Is their a inexpensive calibration kit anyone can recommend ? 

Thanks


----------



## mechman (Feb 8, 2007)

I would just start out with one of the discs that are available - Spears & Munsil is my favorite. And if you decide you want to delve deeper, you can do so later.


----------



## |Tch0rT| (May 2, 2013)

proverbs said:


> Is their a inexpensive calibration kit anyone can recommend ?
> 
> Thanks


It depends on what you consider inexpensive.

For free to ~ $40 you have a few options:

Free
AVS HD 709
http://www.avsforum.com/forum/139-display-calibration/948496-avs-hd-709-blu-ray-mp4-calibration.html

~$19
Disney World of Wonder (WoW)
http://www.amazon.com/Disney-WOW-Wo...TF8&qid=1410916698&sr=8-1&keywords=disney+wow

~$30 Spears & Munsil HD Benchmark and Calibration Disc 2nd Edition
http://www.amazon.com/gp/product/B0...IN=B00CKWI13O&linkCode=as2&tag=speaandmuns-20

~$40 Digital Video Essentials (DVE)
http://www.amazon.com/Digital-Video...6726&sr=8-1&keywords=digital+video+essentials

However without a colorimeter those are really only good for setting Brightness, Contrast, and Sharpness. AVS is recommended because it's free. I haven't seen WoW in years and it was before I got into calibration. I haven't seen Spears & Munsil disc. I have DVE and it has patterns like AVS but has some nice reference images you can get used to for checking calibrations.

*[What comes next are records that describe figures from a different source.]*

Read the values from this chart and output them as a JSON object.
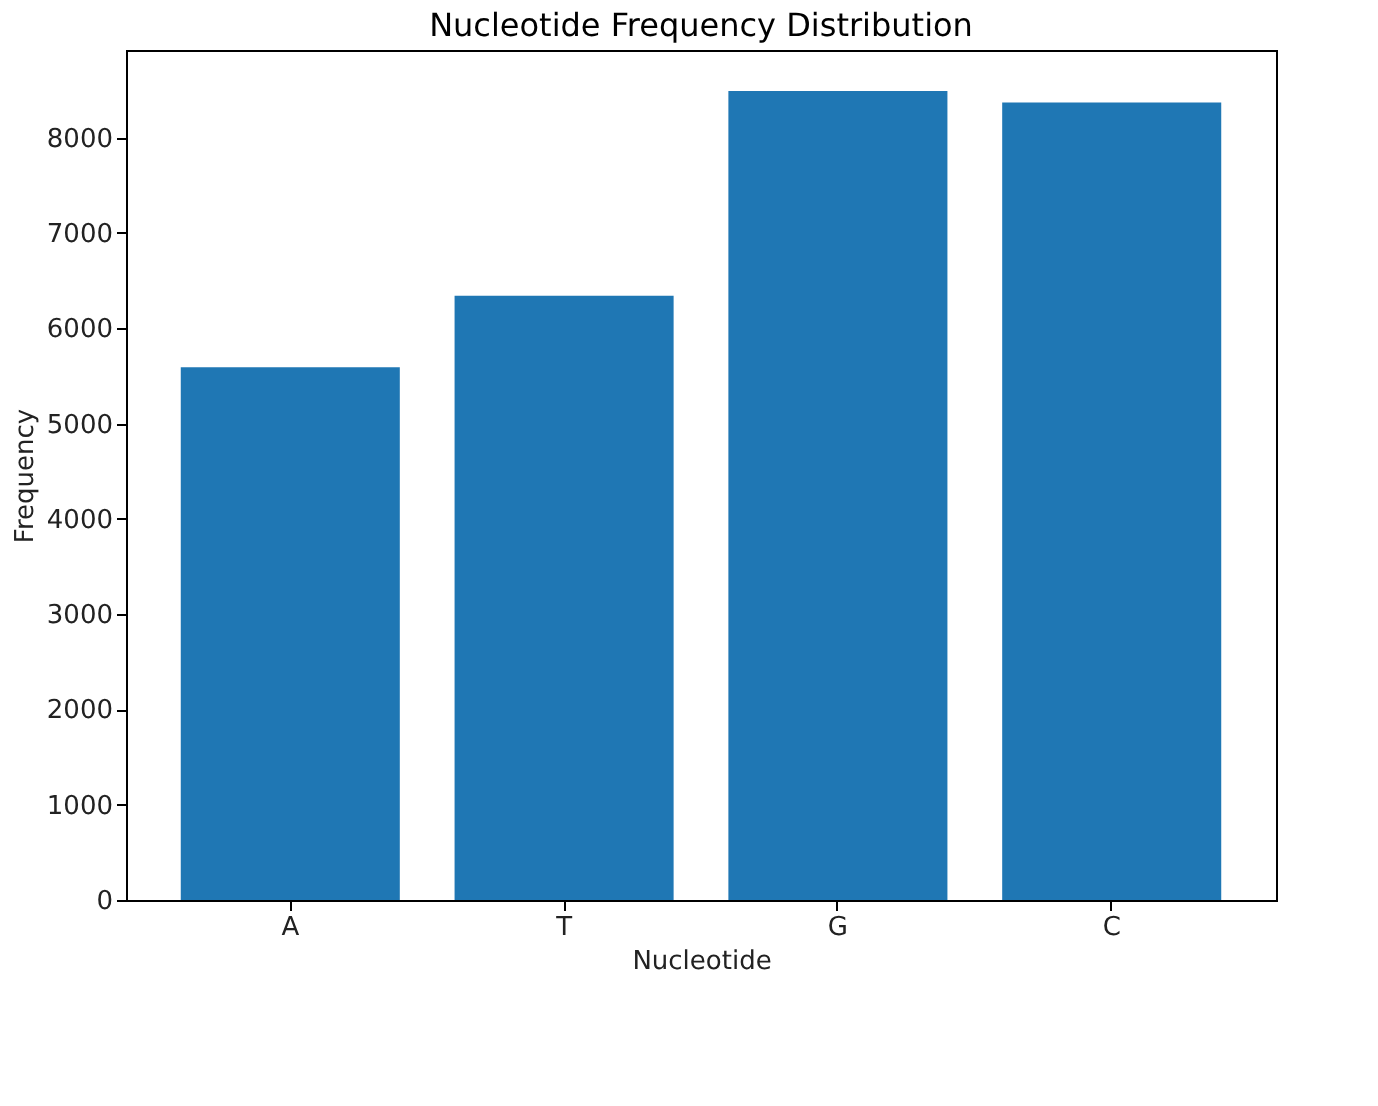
{
  "chart_data": {
    "type": "bar",
    "title": "Nucleotide Frequency Distribution",
    "xlabel": "Nucleotide",
    "ylabel": "Frequency",
    "categories": [
      "A",
      "T",
      "G",
      "C"
    ],
    "values": [
      5590,
      6340,
      8490,
      8370
    ],
    "color": "#1f77b4",
    "ylim": [
      0,
      8920
    ],
    "yticks": [
      0,
      1000,
      2000,
      3000,
      4000,
      5000,
      6000,
      7000,
      8000
    ],
    "grid": false
  }
}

For greyscale, color, and gamma correction you really need a colorimeter. From all my research I've found to avoid Spyder's like the plague and the best entry level one is the Xrite i1 Display Pro (otherwise known as ID3 on most forums, I own one) at ~ $250 (they tend to go up and down on price, I think there was a sale a few months ago for like $175):
http://www.amazon.com/X-Rite-EODIS3...qid=1410917087&sr=8-1&keywords=i1+display+pro


----------